I asked if the psychiatrist had any children. He didn't, and I knew then that he wasn't the right person to advise me.

That night, when we were sitting in front of the TV, Sherine returned to the subject.

"What are you watching?"

"The news."

"What for?"

"To find out what's going on in Lebanon," replied my husband.

I saw the trap, but it was too late. Sherine immediately pounced on this opening.

"You see, you're curious to know what's going on in the country where you were born. You're settled in England, you have friends, Dad earns plenty of money, you've got security, and yet you still buy Lebanese newspapers. You channel-hop until you find a bit of news to do with Beirut. You imagine the future as if it were the past, not realizing that the war will never end. What I mean is that if you're not in touch with your roots, you feel as if you've lost touch with the world. Is it so very hard then for you to understand what I'm feeling?"

"You're our daughter."

"And proud to be. And I'll always be your daughter. Please don't doubt my love or my gratitude for everything you've done for me. All I'm asking is to be given the chance to visit the place where I was born and perhaps ask my birth mother why she abandoned me or perhaps, when I look into her eyes, simply say nothing. If I don't at least try and do that, I'll feel like a coward and I won't ever understand the blank spaces."

"The blank spaces?"

"I learned calligraphy while I was in Dubai. I dance whenever I can, but music only exists because the pauses exist, and sentences only exist because the blank spaces exist. When I'm doing something, I feel complete, but no one can keep active twenty-four hours a day. As soon as I stop, I feel there's something lacking. You've often said to me that I'm a naturally restless person, but I didn't choose to be that way. I'd like to sit here quietly, watching television, but I can't. My brain won't stop. Sometimes I think I'm going mad. I need always to be dancing, writing, selling land, taking care of Viorel, or reading whatever I find to read. Do you think that's normal?"

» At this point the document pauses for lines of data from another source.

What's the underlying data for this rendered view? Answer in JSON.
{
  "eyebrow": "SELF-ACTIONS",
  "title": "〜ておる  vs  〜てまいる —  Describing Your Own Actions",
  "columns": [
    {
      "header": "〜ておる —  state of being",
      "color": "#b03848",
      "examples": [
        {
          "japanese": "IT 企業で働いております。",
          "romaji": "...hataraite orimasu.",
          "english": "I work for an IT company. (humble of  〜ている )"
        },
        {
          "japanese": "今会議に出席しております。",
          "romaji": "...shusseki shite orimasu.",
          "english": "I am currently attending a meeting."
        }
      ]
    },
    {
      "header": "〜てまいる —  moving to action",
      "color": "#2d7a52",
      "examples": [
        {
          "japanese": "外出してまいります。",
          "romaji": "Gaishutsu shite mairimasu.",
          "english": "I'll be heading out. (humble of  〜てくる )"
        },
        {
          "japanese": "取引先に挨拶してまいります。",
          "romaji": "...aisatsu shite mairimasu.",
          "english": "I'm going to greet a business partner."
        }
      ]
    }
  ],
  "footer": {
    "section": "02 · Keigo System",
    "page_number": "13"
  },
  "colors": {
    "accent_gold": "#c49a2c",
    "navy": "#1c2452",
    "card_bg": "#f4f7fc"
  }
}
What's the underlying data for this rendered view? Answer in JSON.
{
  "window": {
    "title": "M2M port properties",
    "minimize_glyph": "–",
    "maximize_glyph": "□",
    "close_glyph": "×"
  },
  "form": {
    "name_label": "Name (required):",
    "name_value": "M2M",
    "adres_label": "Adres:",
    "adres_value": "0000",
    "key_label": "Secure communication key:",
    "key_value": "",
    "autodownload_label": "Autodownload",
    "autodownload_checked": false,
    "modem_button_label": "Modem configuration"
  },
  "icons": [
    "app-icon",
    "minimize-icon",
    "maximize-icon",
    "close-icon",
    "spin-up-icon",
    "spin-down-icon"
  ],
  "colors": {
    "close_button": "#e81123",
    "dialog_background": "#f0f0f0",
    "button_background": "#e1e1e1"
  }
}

"Perhaps it's just your temperament," said my husband.

The conversation ended there, as it always ended, with Viorel crying, Sherine retreating into silence, and with me convinced that children never acknowledge what their parents have done for them. However, over breakfast the next day, it was my husband who brought the subject up again.

"A while ago, while you were in the Middle East, I looked into the possibility of going home to Beirut. I went to the street where we used to live. The house is no longer there, but despite the foreign occupation and the constant incursions, they are slowly rebuilding the country. I felt a sense of euphoria. Perhaps it was the moment to start all over again. And it was precisely that expression, 'start all over again,' that brought me back to reality. The time has passed when I could allow myself that luxury. Nowadays, I just want to go on doing what I'm doing, and I don't need any new adventures.